Il contesto storico e paesaggistico
Ci troviamo a Moio della Civitella, piccolo centro situato su una propaggine del versante nord-occidentale del Monte Gelbison. A breve distanza dall’abitato si estende un modesto pianoro sul quale sorge una chiesetta, collocata su un naturale terrazzo panoramico. Da questo punto lo sguardo può spaziare agevolmente in diverse direzioni: verso l’alto si impone la maestosità del cosiddetto “Sacro Monte”, mentre verso valle l’orizzonte segue dapprima il corso del Torrente Badolato e, oltre le colline, raggiunge le acque del litorale dove sorse l’antica Elea, successivamente nota come Velia. In questo contesto territoriale rientrava anche la cittadella fortificata edificata sulla collina della Civitella.

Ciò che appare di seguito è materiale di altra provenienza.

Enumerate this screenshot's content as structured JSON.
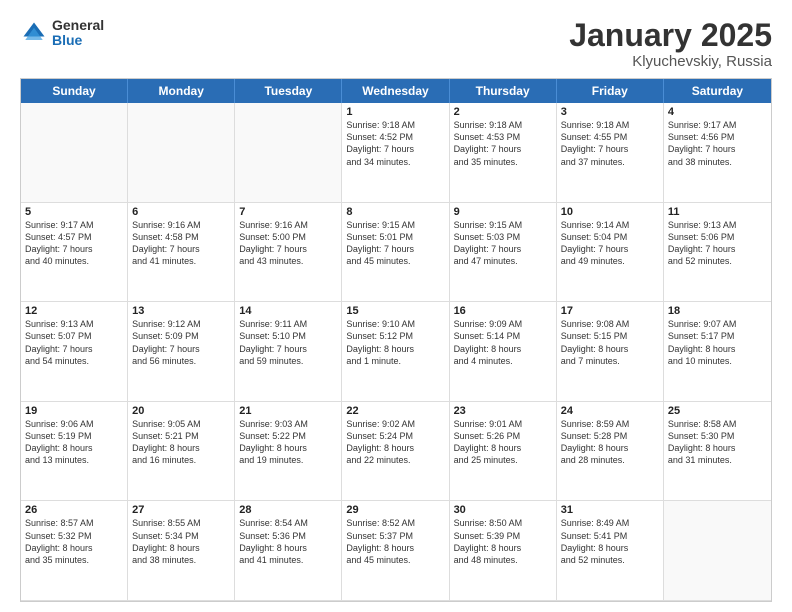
{
  "logo": {
    "general": "General",
    "blue": "Blue"
  },
  "title": "January 2025",
  "location": "Klyuchevskiy, Russia",
  "dayHeaders": [
    "Sunday",
    "Monday",
    "Tuesday",
    "Wednesday",
    "Thursday",
    "Friday",
    "Saturday"
  ],
  "weeks": [
    [
      {
        "day": "",
        "empty": true
      },
      {
        "day": "",
        "empty": true
      },
      {
        "day": "",
        "empty": true
      },
      {
        "day": "1",
        "lines": [
          "Sunrise: 9:18 AM",
          "Sunset: 4:52 PM",
          "Daylight: 7 hours",
          "and 34 minutes."
        ]
      },
      {
        "day": "2",
        "lines": [
          "Sunrise: 9:18 AM",
          "Sunset: 4:53 PM",
          "Daylight: 7 hours",
          "and 35 minutes."
        ]
      },
      {
        "day": "3",
        "lines": [
          "Sunrise: 9:18 AM",
          "Sunset: 4:55 PM",
          "Daylight: 7 hours",
          "and 37 minutes."
        ]
      },
      {
        "day": "4",
        "lines": [
          "Sunrise: 9:17 AM",
          "Sunset: 4:56 PM",
          "Daylight: 7 hours",
          "and 38 minutes."
        ]
      }
    ],
    [
      {
        "day": "5",
        "lines": [
          "Sunrise: 9:17 AM",
          "Sunset: 4:57 PM",
          "Daylight: 7 hours",
          "and 40 minutes."
        ]
      },
      {
        "day": "6",
        "lines": [
          "Sunrise: 9:16 AM",
          "Sunset: 4:58 PM",
          "Daylight: 7 hours",
          "and 41 minutes."
        ]
      },
      {
        "day": "7",
        "lines": [
          "Sunrise: 9:16 AM",
          "Sunset: 5:00 PM",
          "Daylight: 7 hours",
          "and 43 minutes."
        ]
      },
      {
        "day": "8",
        "lines": [
          "Sunrise: 9:15 AM",
          "Sunset: 5:01 PM",
          "Daylight: 7 hours",
          "and 45 minutes."
        ]
      },
      {
        "day": "9",
        "lines": [
          "Sunrise: 9:15 AM",
          "Sunset: 5:03 PM",
          "Daylight: 7 hours",
          "and 47 minutes."
        ]
      },
      {
        "day": "10",
        "lines": [
          "Sunrise: 9:14 AM",
          "Sunset: 5:04 PM",
          "Daylight: 7 hours",
          "and 49 minutes."
        ]
      },
      {
        "day": "11",
        "lines": [
          "Sunrise: 9:13 AM",
          "Sunset: 5:06 PM",
          "Daylight: 7 hours",
          "and 52 minutes."
        ]
      }
    ],
    [
      {
        "day": "12",
        "lines": [
          "Sunrise: 9:13 AM",
          "Sunset: 5:07 PM",
          "Daylight: 7 hours",
          "and 54 minutes."
        ]
      },
      {
        "day": "13",
        "lines": [
          "Sunrise: 9:12 AM",
          "Sunset: 5:09 PM",
          "Daylight: 7 hours",
          "and 56 minutes."
        ]
      },
      {
        "day": "14",
        "lines": [
          "Sunrise: 9:11 AM",
          "Sunset: 5:10 PM",
          "Daylight: 7 hours",
          "and 59 minutes."
        ]
      },
      {
        "day": "15",
        "lines": [
          "Sunrise: 9:10 AM",
          "Sunset: 5:12 PM",
          "Daylight: 8 hours",
          "and 1 minute."
        ]
      },
      {
        "day": "16",
        "lines": [
          "Sunrise: 9:09 AM",
          "Sunset: 5:14 PM",
          "Daylight: 8 hours",
          "and 4 minutes."
        ]
      },
      {
        "day": "17",
        "lines": [
          "Sunrise: 9:08 AM",
          "Sunset: 5:15 PM",
          "Daylight: 8 hours",
          "and 7 minutes."
        ]
      },
      {
        "day": "18",
        "lines": [
          "Sunrise: 9:07 AM",
          "Sunset: 5:17 PM",
          "Daylight: 8 hours",
          "and 10 minutes."
        ]
      }
    ],
    [
      {
        "day": "19",
        "lines": [
          "Sunrise: 9:06 AM",
          "Sunset: 5:19 PM",
          "Daylight: 8 hours",
          "and 13 minutes."
        ]
      },
      {
        "day": "20",
        "lines": [
          "Sunrise: 9:05 AM",
          "Sunset: 5:21 PM",
          "Daylight: 8 hours",
          "and 16 minutes."
        ]
      },
      {
        "day": "21",
        "lines": [
          "Sunrise: 9:03 AM",
          "Sunset: 5:22 PM",
          "Daylight: 8 hours",
          "and 19 minutes."
        ]
      },
      {
        "day": "22",
        "lines": [
          "Sunrise: 9:02 AM",
          "Sunset: 5:24 PM",
          "Daylight: 8 hours",
          "and 22 minutes."
        ]
      },
      {
        "day": "23",
        "lines": [
          "Sunrise: 9:01 AM",
          "Sunset: 5:26 PM",
          "Daylight: 8 hours",
          "and 25 minutes."
        ]
      },
      {
        "day": "24",
        "lines": [
          "Sunrise: 8:59 AM",
          "Sunset: 5:28 PM",
          "Daylight: 8 hours",
          "and 28 minutes."
        ]
      },
      {
        "day": "25",
        "lines": [
          "Sunrise: 8:58 AM",
          "Sunset: 5:30 PM",
          "Daylight: 8 hours",
          "and 31 minutes."
        ]
      }
    ],
    [
      {
        "day": "26",
        "lines": [
          "Sunrise: 8:57 AM",
          "Sunset: 5:32 PM",
          "Daylight: 8 hours",
          "and 35 minutes."
        ]
      },
      {
        "day": "27",
        "lines": [
          "Sunrise: 8:55 AM",
          "Sunset: 5:34 PM",
          "Daylight: 8 hours",
          "and 38 minutes."
        ]
      },
      {
        "day": "28",
        "lines": [
          "Sunrise: 8:54 AM",
          "Sunset: 5:36 PM",
          "Daylight: 8 hours",
          "and 41 minutes."
        ]
      },
      {
        "day": "29",
        "lines": [
          "Sunrise: 8:52 AM",
          "Sunset: 5:37 PM",
          "Daylight: 8 hours",
          "and 45 minutes."
        ]
      },
      {
        "day": "30",
        "lines": [
          "Sunrise: 8:50 AM",
          "Sunset: 5:39 PM",
          "Daylight: 8 hours",
          "and 48 minutes."
        ]
      },
      {
        "day": "31",
        "lines": [
          "Sunrise: 8:49 AM",
          "Sunset: 5:41 PM",
          "Daylight: 8 hours",
          "and 52 minutes."
        ]
      },
      {
        "day": "",
        "empty": true
      }
    ]
  ]
}
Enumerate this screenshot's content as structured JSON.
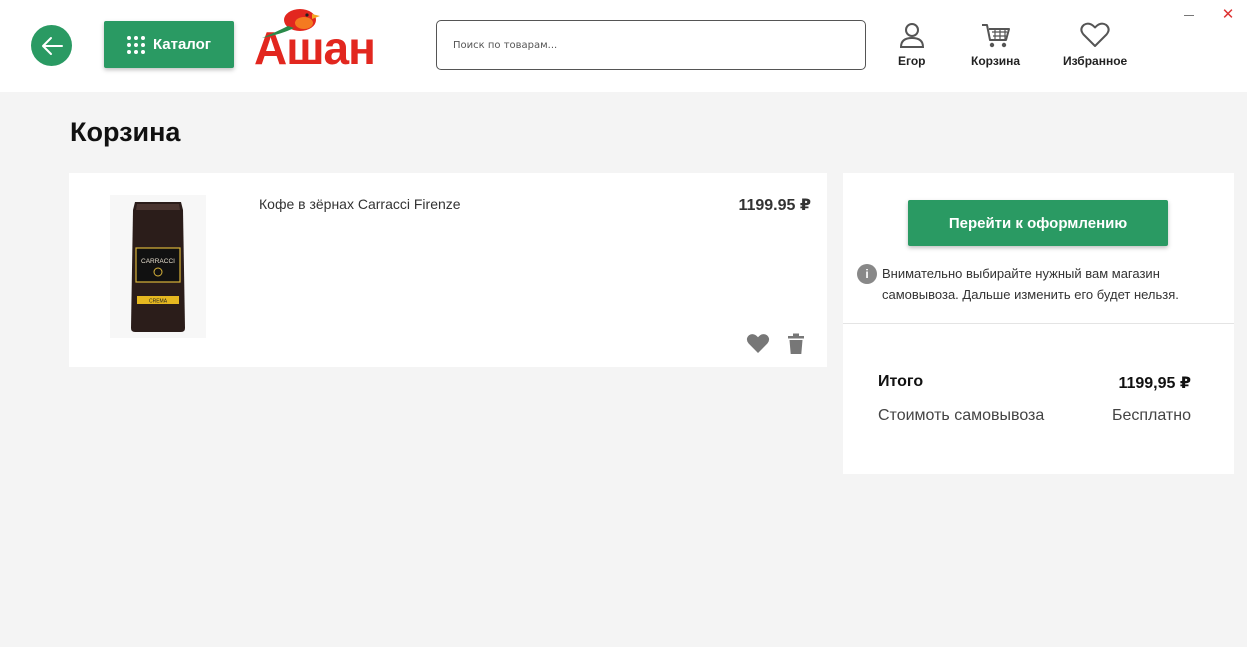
{
  "header": {
    "catalog_label": "Каталог",
    "logo_text": "Ашан",
    "search_placeholder": "Поиск по товарам...",
    "user_label": "Егор",
    "cart_label": "Корзина",
    "favorites_label": "Избранное",
    "close_glyph": "✕"
  },
  "page": {
    "title": "Корзина"
  },
  "cart": {
    "items": [
      {
        "name": "Кофе в зёрнах Carracci Firenze",
        "price": "1199.95 ₽",
        "image_brand": "CARRACCI",
        "image_label": "CREMA"
      }
    ]
  },
  "summary": {
    "checkout_label": "Перейти к оформлению",
    "info_icon": "i",
    "notice": "Внимательно выбирайте нужный вам магазин самовывоза. Дальше изменить его будет нельзя.",
    "total_label": "Итого",
    "total_value": "1199,95 ₽",
    "pickup_label": "Стоимоть самовывоза",
    "pickup_value": "Бесплатно"
  },
  "colors": {
    "accent": "#2a9a63",
    "logo_red": "#e2271f",
    "background": "#f4f4f4"
  },
  "icons": [
    "arrow-left-icon",
    "grid-dots-icon",
    "user-icon",
    "cart-icon",
    "heart-outline-icon",
    "heart-icon",
    "trash-icon",
    "info-icon",
    "minimize-icon",
    "close-icon"
  ]
}
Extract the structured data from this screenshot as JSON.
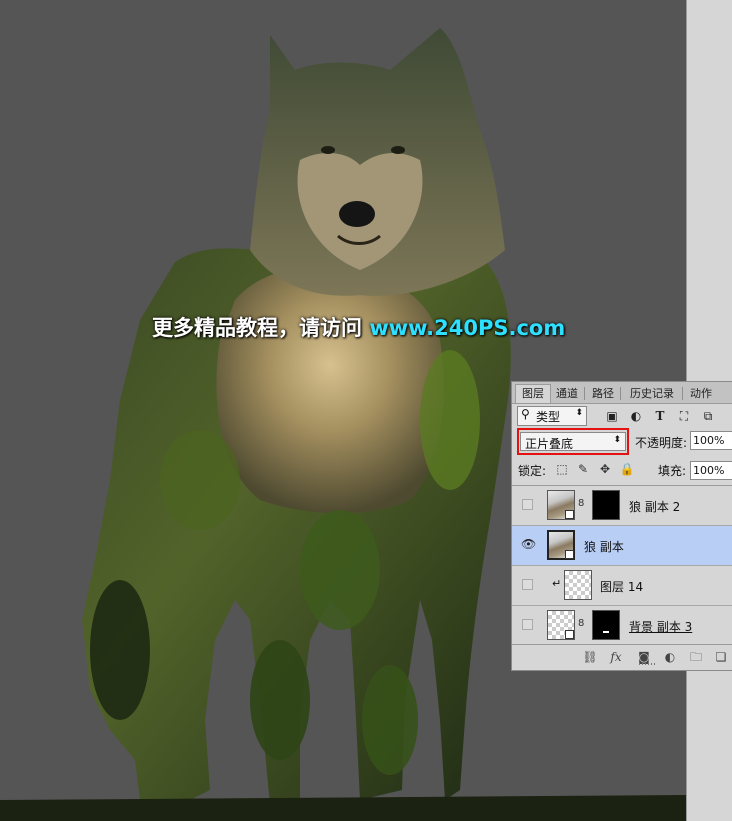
{
  "watermark": {
    "text_cn": "更多精品教程，请访问 ",
    "url": "www.240PS.com"
  },
  "layers_panel": {
    "tabs": [
      "图层",
      "通道",
      "路径",
      "历史记录",
      "动作"
    ],
    "active_tab": "图层",
    "filter": {
      "icon": "search-icon",
      "label": "类型"
    },
    "filter_icons": [
      "image-filter-icon",
      "adjustment-filter-icon",
      "type-filter-icon",
      "shape-filter-icon",
      "smart-object-filter-icon"
    ],
    "blend_mode": "正片叠底",
    "opacity_label": "不透明度:",
    "opacity_value": "100%",
    "lock_label": "锁定:",
    "lock_icons": [
      "lock-transparent-icon",
      "lock-paint-icon",
      "lock-position-icon",
      "lock-all-icon"
    ],
    "fill_label": "填充:",
    "fill_value": "100%",
    "layers": [
      {
        "name": "狼 副本 2",
        "visible": false,
        "selected": false,
        "has_mask": true
      },
      {
        "name": "狼 副本",
        "visible": true,
        "selected": true,
        "has_mask": false
      },
      {
        "name": "图层 14",
        "visible": false,
        "selected": false,
        "clipped": true
      },
      {
        "name": "背景 副本 3",
        "visible": false,
        "selected": false,
        "has_mask": true
      }
    ],
    "footer_icons": [
      "link-layers-icon",
      "fx-icon",
      "add-mask-icon",
      "adjustment-layer-icon",
      "new-group-icon",
      "new-layer-icon"
    ]
  },
  "colors": {
    "canvas_bg": "#555555",
    "panel_bg": "#d6d6d6",
    "selected_row": "#b9cef5",
    "highlight_box": "#e51212",
    "watermark_url": "#2ee0ff"
  }
}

La funzione difensiva della fortificazione ne determinò l’importanza strategica, grazie alla posizione dominante che consentiva un controllo efficace su un’ampia area retrostante l’antica città di Elea-Velia e sulle principali vie naturali di collegamento del territorio circostante.
Moio della Civitella, da avamposto militare a riferimento cristiano
Dei suoi antichi splendori vi è oggi testimonianza nei resti delle mura perimetrali e la grandezza della colonia si evince dai grossi blocchi che, probabilmente, rappresentano ciò che sopravvive della ‘rocca’. Vi è poi il basamento di un’antichissima porta che lascia intuire, ancora una volta, la maestosità di questo luogo. Il complesso è ora inglobato all’interno di un contesto paesaggistico che conferisce ulteriore fascino sia di carattere storico proprio per la presenza dei resti archeologici che culturale e religioso data la sopravvivenza del rito della ‘benedizione delle croci’ nel giorno dell’Annunciazione del Signore. In tempi più recenti, invece, venne edificata una cappella che potrebbe avere origini quattrocentesche, ma oggi si presenta con i rifacimenti del XIX secolo.

Il rito
Nel territorio di Moio della Civitella prende avvio il racconto della tradizione delle “croci”. La radura antistante l’edificio sacro, situata sulla collina della Civitella, si anima ogni 25 marzo con il rito della benedizione delle croci, pratica che, almeno sul piano formale, richiama le antiche rogazioni. I riti primaverili, nel corso dei secoli, si sono progressivamente configurati come momenti di partecipazione collettiva, assumendo una dimensione al tempo stesso sociale, religiosa ed ecclesiale, radicata anche in questo territorio dell’antica Lucania. Fulcro della celebrazione è il momento della benedizione, che conferisce significato simbolico all’intero rituale. Sebbene le manifestazioni esteriori possano evocare pratiche di origine pagana, i loro significati profondi rimandano alle dinamiche comunitarie dell’insediamento locale. In tal senso è significativo il riferimento al termine latino pagus. Indicava un villaggio o una circoscrizione rurale posta al di fuori del centro urbano principale, come nel caso del rapporto tra Elea e la Civitella.
La benedizione
Al contempo è da sottolineare che la ‘benedizione’ non può essere accostata in modo incondizionato al paganesimo, ma è ricondurre a un contesto cattolico. La genesi non cristiana, dunque, è evidente ma chi prende parte a queste tradizioni certamente si sente fortemente ancorato alla fede cristiana. Non va dimenticato che ci troviamo nelle vicinanze di un noto riferimento mariano del Cilento: il Santuario di Novi Velia che la leggenda delle “Sette Sorelle” o delle “Sette Madonne” accomuna proprio all’Annunziata sulla Civitella. Ad ogni modo, fra le gestualità dell’antico rituale, rivestito di una magia popolare, ci si lascia l’inverno alle spalle.